This was an urgent application for leave to execute pending appeal. The applicant was appointed as judicial manager of Rolldice Mining Services (Pvt) Ltd. In an earlier judgment (HH 424-21, HC 3646/21), an interim order was granted directing the first respondent (former employee of the company who had been dismissed) to surrender the books of account, gold and assets of Rolldice Mining Services (Pvt) Ltd to the applicant and barring him from accessing Gloy Mine or any business premises of the company. The first respondent noted an appeal to the Supreme Court against the interim order on seven grounds, including that he owned the mining claims and house, that the matter was lis pendens, that there was non-joinder of the Master, issues with delegation, and that the order offended the Gold Trade Act. The first respondent had already been found in labour disciplinary proceedings to have misappropriated company funds. He produced an unsigned Notarial Special Covering Bond suggesting he intended to place company assets under a bond.
1. Leave was granted to the applicant to execute the operative order granted in HC 3646/21 under judgment HH 421-21 pending the appeal noted by the first respondent to the Supreme Court in case number SC 301/21. 2. The first respondent was ordered to pay costs.
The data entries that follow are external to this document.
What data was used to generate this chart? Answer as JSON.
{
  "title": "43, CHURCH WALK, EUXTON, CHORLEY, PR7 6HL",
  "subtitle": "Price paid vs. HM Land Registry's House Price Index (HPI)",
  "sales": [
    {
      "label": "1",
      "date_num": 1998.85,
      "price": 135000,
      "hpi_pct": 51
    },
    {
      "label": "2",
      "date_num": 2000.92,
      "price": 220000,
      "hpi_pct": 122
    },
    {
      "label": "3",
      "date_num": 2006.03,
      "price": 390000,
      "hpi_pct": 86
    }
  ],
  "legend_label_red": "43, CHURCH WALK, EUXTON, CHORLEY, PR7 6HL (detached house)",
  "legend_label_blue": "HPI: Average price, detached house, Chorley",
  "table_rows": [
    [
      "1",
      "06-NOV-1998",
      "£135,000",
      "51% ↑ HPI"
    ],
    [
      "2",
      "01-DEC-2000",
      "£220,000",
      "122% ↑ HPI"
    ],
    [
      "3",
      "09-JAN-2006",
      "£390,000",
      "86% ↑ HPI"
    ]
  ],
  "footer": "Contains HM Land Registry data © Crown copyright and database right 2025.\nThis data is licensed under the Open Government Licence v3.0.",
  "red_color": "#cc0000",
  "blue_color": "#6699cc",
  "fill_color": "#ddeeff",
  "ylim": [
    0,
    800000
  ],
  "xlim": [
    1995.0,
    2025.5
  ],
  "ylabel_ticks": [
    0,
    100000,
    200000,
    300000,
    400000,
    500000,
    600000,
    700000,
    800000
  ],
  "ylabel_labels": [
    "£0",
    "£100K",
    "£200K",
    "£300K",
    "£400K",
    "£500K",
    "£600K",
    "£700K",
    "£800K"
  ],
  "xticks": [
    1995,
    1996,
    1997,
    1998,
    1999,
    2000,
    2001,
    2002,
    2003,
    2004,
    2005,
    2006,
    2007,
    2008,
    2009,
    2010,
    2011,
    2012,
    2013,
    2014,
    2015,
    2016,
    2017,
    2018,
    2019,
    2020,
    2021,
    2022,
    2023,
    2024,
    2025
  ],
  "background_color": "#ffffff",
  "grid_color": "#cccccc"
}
At common law, the noting of an appeal suspends the operation of a judgment, but the court granting the judgment has inherent jurisdiction to order execution despite the noting of an appeal. In determining whether to grant leave to execute pending appeal, the court must exercise a wide discretion and consider what is just and equitable having regard to: (i) potential for irreparable harm to the appellant if leave is granted; (ii) potential for irreparable harm to the respondent if leave is denied; (iii) the balance of hardship or convenience; and (iv) the prospects of success on appeal, including whether the appeal is frivolous, vexatious or not bona fide. The proper approach is to start with prospects of success on appeal. Where there is very little prospect of success and the appeal appears to be filed solely to frustrate execution, leave to execute pending appeal should be granted. An order granting leave to execute pending appeal is itself interlocutory and requires leave to appeal.
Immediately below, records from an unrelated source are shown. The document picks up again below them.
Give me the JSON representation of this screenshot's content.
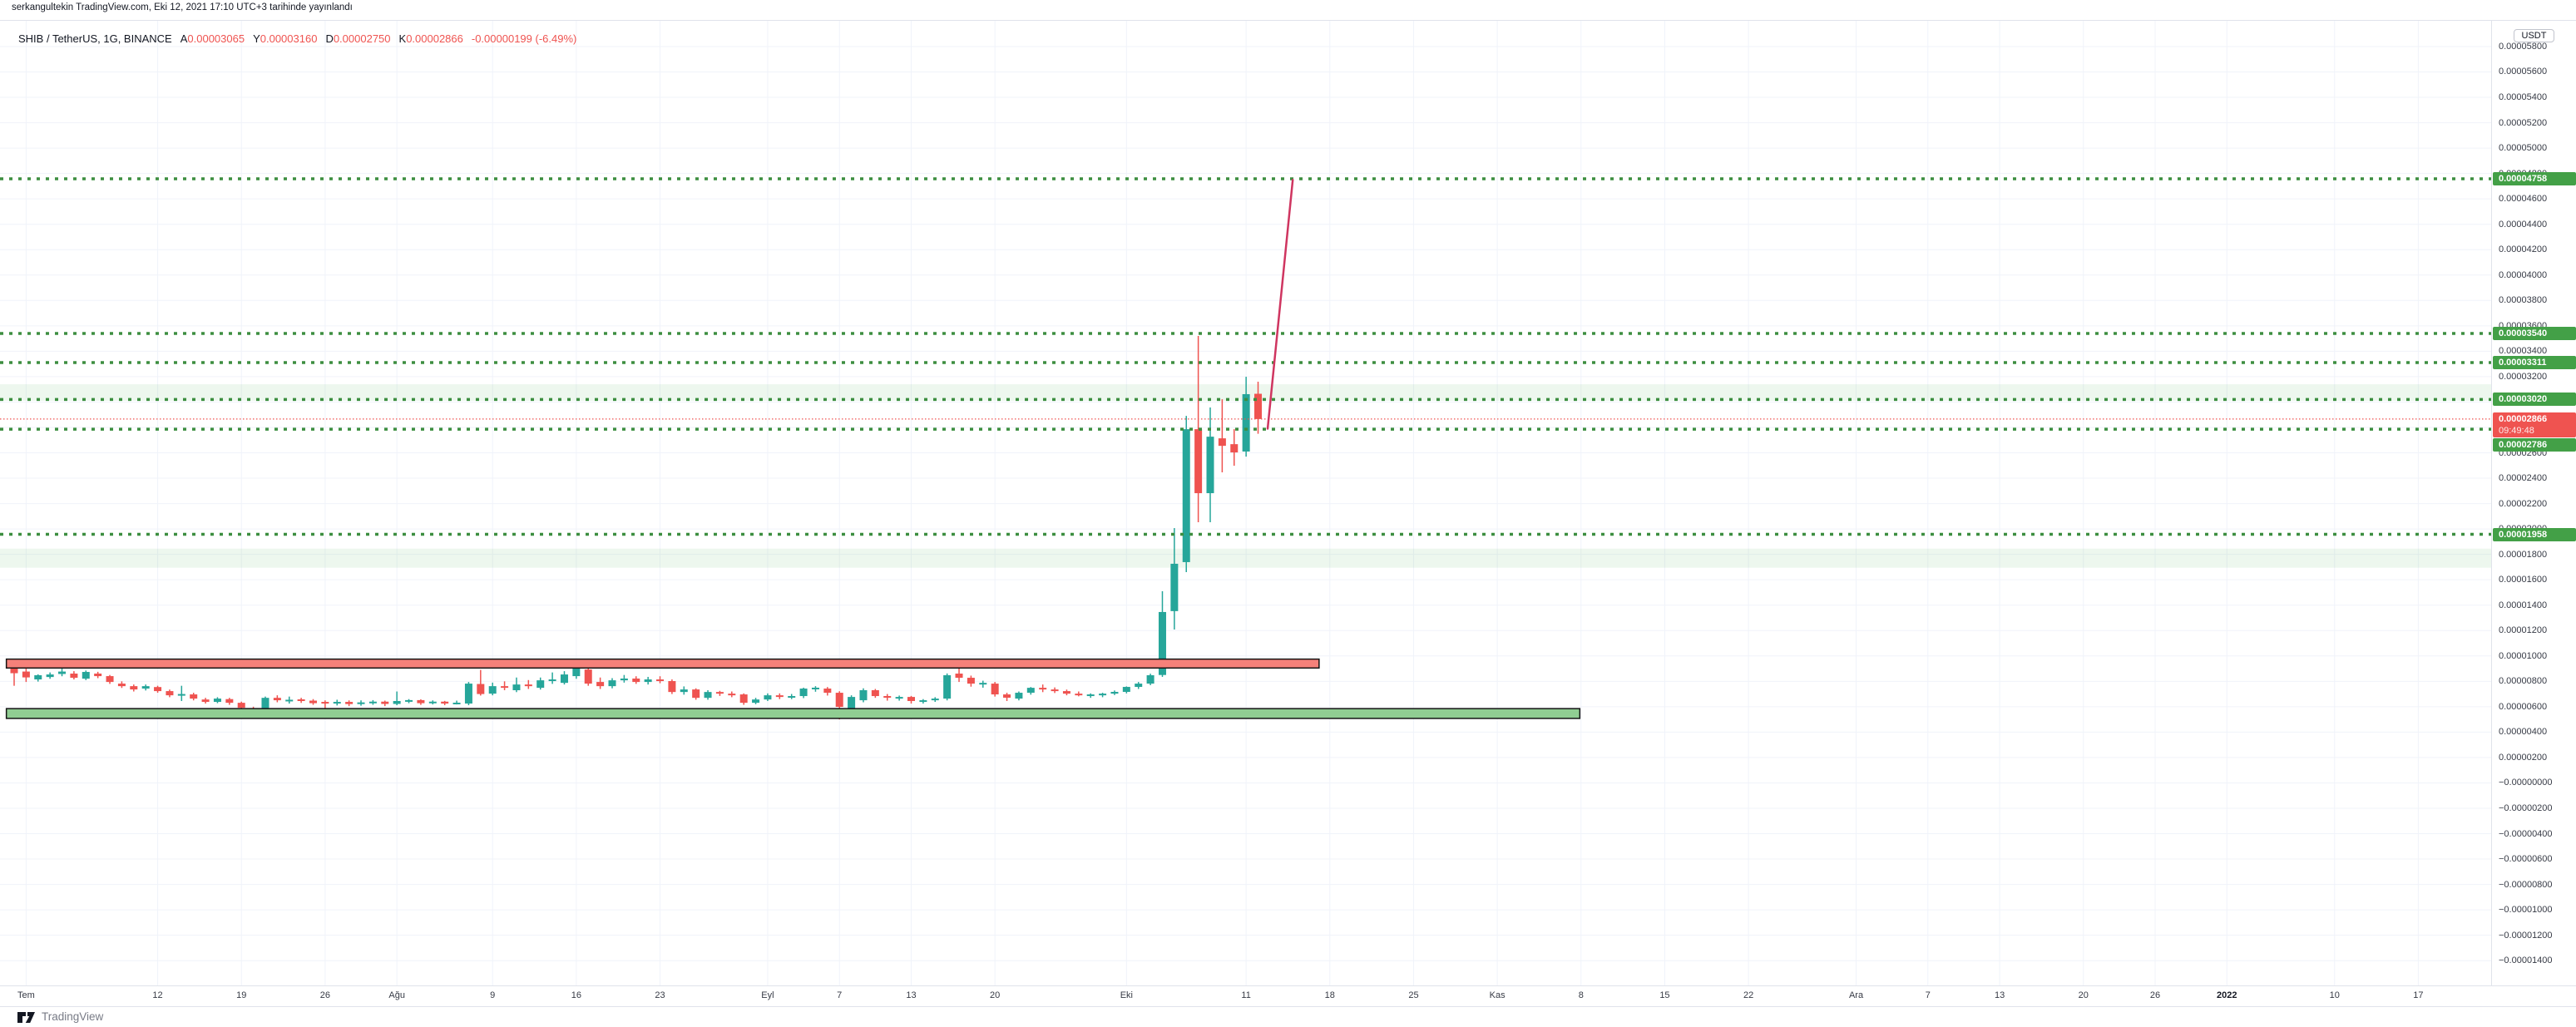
{
  "header": {
    "published_line": "serkangultekin TradingView.com, Eki 12, 2021 17:10 UTC+3 tarihinde yayınlandı"
  },
  "legend": {
    "symbol_title": "SHIB / TetherUS, 1G, BINANCE",
    "items": [
      {
        "prefix": "A",
        "value": "0.00003065"
      },
      {
        "prefix": "Y",
        "value": "0.00003160"
      },
      {
        "prefix": "D",
        "value": "0.00002750"
      },
      {
        "prefix": "K",
        "value": "0.00002866"
      }
    ],
    "change": "-0.00000199 (-6.49%)"
  },
  "axis": {
    "currency": "USDT"
  },
  "footer": {
    "brand": "TradingView"
  },
  "chart_data": {
    "type": "candlestick",
    "title": "SHIB / TetherUS, 1G, BINANCE",
    "symbol": "SHIB / TetherUS",
    "exchange": "BINANCE",
    "interval_label": "1G",
    "quote_currency": "USDT",
    "price_unit": "values are in 1e-8 USDT (e.g. 2866 = 0.00002866)",
    "x_unit": "days since first visible candle (2021-06-30, Turkish month labels)",
    "grid": true,
    "legend_position": "top-left",
    "colors": {
      "up": "#26a69a",
      "down": "#ef5350",
      "grid": "#f0f3fa",
      "level_line": "#3d8e40",
      "level_label_bg": "#43a047",
      "current_line": "#ef5350",
      "trend": "#cf3560",
      "zone_red_fill": "#f5817a",
      "zone_green_fill": "#90cd92",
      "zone_border": "#141414"
    },
    "price_axis": {
      "tick_first": 5800,
      "tick_last": -1400,
      "tick_step": -200,
      "top_price": 6020,
      "bottom_price": -1595
    },
    "levels": [
      {
        "price": 4758,
        "label": "0.00004758"
      },
      {
        "price": 3540,
        "label": "0.00003540"
      },
      {
        "price": 3311,
        "label": "0.00003311"
      },
      {
        "price": 3020,
        "label": "0.00003020"
      },
      {
        "price": 2786,
        "label": "0.00002786"
      },
      {
        "price": 1958,
        "label": "0.00001958"
      }
    ],
    "current_price": {
      "price": 2866,
      "label": "0.00002866",
      "countdown": "09:49:48",
      "direction": "down"
    },
    "zones": [
      {
        "name": "supply-zone-red",
        "price_top": 975,
        "price_bottom": 905,
        "day_from": -0.65,
        "day_to": 109.1
      },
      {
        "name": "demand-zone-green",
        "price_top": 585,
        "price_bottom": 508,
        "day_from": -0.65,
        "day_to": 130.9
      }
    ],
    "soft_zones": [
      {
        "price_top": 3140,
        "price_bottom": 3010
      },
      {
        "price_top": 1845,
        "price_bottom": 1695
      }
    ],
    "trend_line": {
      "from_day": 104.8,
      "from_price": 2790,
      "to_day": 106.9,
      "to_price": 4750
    },
    "time_ticks": [
      {
        "label": "Tem",
        "day": 1
      },
      {
        "label": "12",
        "day": 12
      },
      {
        "label": "19",
        "day": 19
      },
      {
        "label": "26",
        "day": 26
      },
      {
        "label": "Ağu",
        "day": 32
      },
      {
        "label": "9",
        "day": 40
      },
      {
        "label": "16",
        "day": 47
      },
      {
        "label": "23",
        "day": 54
      },
      {
        "label": "Eyl",
        "day": 63
      },
      {
        "label": "7",
        "day": 69
      },
      {
        "label": "13",
        "day": 75
      },
      {
        "label": "20",
        "day": 82
      },
      {
        "label": "Eki",
        "day": 93
      },
      {
        "label": "11",
        "day": 103
      },
      {
        "label": "18",
        "day": 110
      },
      {
        "label": "25",
        "day": 117
      },
      {
        "label": "Kas",
        "day": 124
      },
      {
        "label": "8",
        "day": 131
      },
      {
        "label": "15",
        "day": 138
      },
      {
        "label": "22",
        "day": 145
      },
      {
        "label": "Ara",
        "day": 154
      },
      {
        "label": "7",
        "day": 160
      },
      {
        "label": "13",
        "day": 166
      },
      {
        "label": "20",
        "day": 173
      },
      {
        "label": "26",
        "day": 179
      },
      {
        "label": "2022",
        "day": 185,
        "bold": true
      },
      {
        "label": "10",
        "day": 194
      },
      {
        "label": "17",
        "day": 201
      }
    ],
    "candles": [
      [
        0,
        903,
        975,
        765,
        864
      ],
      [
        1,
        877,
        900,
        795,
        831
      ],
      [
        2,
        815,
        855,
        798,
        848
      ],
      [
        3,
        834,
        870,
        820,
        854
      ],
      [
        4,
        858,
        935,
        840,
        877
      ],
      [
        5,
        861,
        880,
        815,
        828
      ],
      [
        6,
        821,
        885,
        810,
        874
      ],
      [
        7,
        861,
        875,
        825,
        841
      ],
      [
        8,
        841,
        850,
        780,
        795
      ],
      [
        9,
        782,
        800,
        748,
        762
      ],
      [
        10,
        762,
        775,
        720,
        736
      ],
      [
        11,
        743,
        775,
        728,
        762
      ],
      [
        12,
        755,
        765,
        710,
        723
      ],
      [
        13,
        723,
        735,
        675,
        690
      ],
      [
        14,
        695,
        765,
        645,
        700
      ],
      [
        15,
        697,
        710,
        650,
        664
      ],
      [
        16,
        657,
        670,
        625,
        638
      ],
      [
        17,
        638,
        675,
        628,
        664
      ],
      [
        18,
        660,
        670,
        615,
        631
      ],
      [
        19,
        631,
        640,
        575,
        592
      ],
      [
        20,
        586,
        600,
        525,
        559
      ],
      [
        21,
        559,
        680,
        545,
        670
      ],
      [
        22,
        670,
        690,
        635,
        651
      ],
      [
        23,
        645,
        680,
        625,
        655
      ],
      [
        24,
        658,
        670,
        630,
        648
      ],
      [
        25,
        648,
        660,
        615,
        628
      ],
      [
        26,
        638,
        650,
        570,
        632
      ],
      [
        27,
        628,
        655,
        610,
        638
      ],
      [
        28,
        638,
        650,
        605,
        621
      ],
      [
        29,
        621,
        650,
        608,
        634
      ],
      [
        30,
        634,
        652,
        615,
        640
      ],
      [
        31,
        640,
        648,
        605,
        622
      ],
      [
        32,
        622,
        720,
        612,
        645
      ],
      [
        33,
        645,
        660,
        628,
        652
      ],
      [
        34,
        652,
        658,
        615,
        628
      ],
      [
        35,
        628,
        650,
        618,
        640
      ],
      [
        36,
        640,
        646,
        612,
        625
      ],
      [
        37,
        625,
        648,
        618,
        632
      ],
      [
        38,
        625,
        795,
        612,
        782
      ],
      [
        39,
        779,
        890,
        688,
        700
      ],
      [
        40,
        703,
        790,
        690,
        762
      ],
      [
        41,
        762,
        800,
        730,
        749
      ],
      [
        42,
        730,
        830,
        715,
        775
      ],
      [
        43,
        775,
        810,
        740,
        762
      ],
      [
        44,
        749,
        830,
        735,
        808
      ],
      [
        45,
        808,
        870,
        780,
        815
      ],
      [
        46,
        788,
        880,
        775,
        854
      ],
      [
        47,
        841,
        930,
        820,
        906
      ],
      [
        48,
        893,
        960,
        765,
        782
      ],
      [
        49,
        795,
        830,
        740,
        762
      ],
      [
        50,
        762,
        825,
        745,
        808
      ],
      [
        51,
        808,
        850,
        790,
        822
      ],
      [
        52,
        822,
        840,
        780,
        795
      ],
      [
        53,
        795,
        835,
        775,
        815
      ],
      [
        54,
        815,
        840,
        785,
        802
      ],
      [
        55,
        802,
        815,
        700,
        716
      ],
      [
        56,
        716,
        760,
        695,
        736
      ],
      [
        57,
        736,
        745,
        655,
        670
      ],
      [
        58,
        670,
        730,
        655,
        716
      ],
      [
        59,
        716,
        725,
        685,
        703
      ],
      [
        60,
        703,
        720,
        675,
        697
      ],
      [
        61,
        697,
        705,
        615,
        631
      ],
      [
        62,
        631,
        670,
        620,
        657
      ],
      [
        63,
        657,
        705,
        645,
        690
      ],
      [
        64,
        690,
        705,
        660,
        677
      ],
      [
        65,
        677,
        700,
        660,
        684
      ],
      [
        66,
        684,
        750,
        668,
        743
      ],
      [
        67,
        743,
        762,
        718,
        750
      ],
      [
        68,
        743,
        755,
        688,
        710
      ],
      [
        69,
        710,
        722,
        500,
        599
      ],
      [
        70,
        586,
        690,
        533,
        677
      ],
      [
        71,
        651,
        745,
        635,
        730
      ],
      [
        72,
        730,
        740,
        670,
        684
      ],
      [
        73,
        684,
        700,
        648,
        671
      ],
      [
        74,
        664,
        688,
        648,
        677
      ],
      [
        75,
        677,
        685,
        625,
        645
      ],
      [
        76,
        638,
        660,
        625,
        651
      ],
      [
        77,
        651,
        675,
        638,
        664
      ],
      [
        78,
        664,
        862,
        650,
        848
      ],
      [
        79,
        861,
        953,
        795,
        828
      ],
      [
        80,
        828,
        845,
        758,
        782
      ],
      [
        81,
        775,
        805,
        750,
        788
      ],
      [
        82,
        782,
        795,
        680,
        697
      ],
      [
        83,
        697,
        710,
        645,
        671
      ],
      [
        84,
        664,
        720,
        650,
        710
      ],
      [
        85,
        710,
        755,
        695,
        749
      ],
      [
        86,
        749,
        775,
        715,
        736
      ],
      [
        87,
        736,
        752,
        708,
        723
      ],
      [
        88,
        723,
        735,
        690,
        703
      ],
      [
        89,
        703,
        720,
        682,
        697
      ],
      [
        90,
        684,
        705,
        670,
        697
      ],
      [
        91,
        690,
        710,
        675,
        703
      ],
      [
        92,
        703,
        728,
        692,
        717
      ],
      [
        93,
        717,
        760,
        705,
        756
      ],
      [
        94,
        756,
        795,
        740,
        782
      ],
      [
        95,
        782,
        860,
        770,
        848
      ],
      [
        96,
        850,
        1510,
        835,
        1346
      ],
      [
        97,
        1353,
        2007,
        1208,
        1726
      ],
      [
        98,
        1739,
        2891,
        1660,
        2786
      ],
      [
        99,
        2786,
        3520,
        2053,
        2282
      ],
      [
        100,
        2282,
        2957,
        2053,
        2727
      ],
      [
        101,
        2714,
        3022,
        2446,
        2655
      ],
      [
        102,
        2668,
        2786,
        2498,
        2603
      ],
      [
        103,
        2610,
        3199,
        2570,
        3062
      ],
      [
        104,
        3065,
        3160,
        2750,
        2866
      ]
    ]
  }
}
The court made obiter observations that: (1) The application to execute pending appeal must be viewed from the background of the Constitution, particularly sections 56(1) (equality before the law) and 69 (right to a fair hearing), as granting such an application may infringe the respondent's rights by rendering their appeal an academic exercise. (2) A point of law may be raised for the first time on appeal or in any matter provided it does not cause prejudice, and provided it is fatal to one or more contentions of the other party and is dispositive of the whole or part of the appeal. (3) The court noted that the issue of whether the first respondent could appeal against an interlocutory order without leave could only be dealt with by the Supreme Court. (4) The court observed that non-joinder is not fatal to a cause or matter under Order 13 rule 87(1) of the repealed High Court Rules 1971.
This case is significant for reaffirming and applying the established principles governing applications for leave to execute pending appeal in Zimbabwe. It demonstrates the court's approach to examining prospects of success on appeal by scrutinizing each ground of appeal. It also illustrates the protection afforded to judicial managers in insolvency proceedings and the courts' willingness to prevent frustration of orders through frivolous appeals. The case confirms that provisional/interim orders are interlocutory in nature and that appeals against such orders require leave. It also shows the court's approach to balancing hardship between parties and the importance of preserving company assets in the context of judicial management.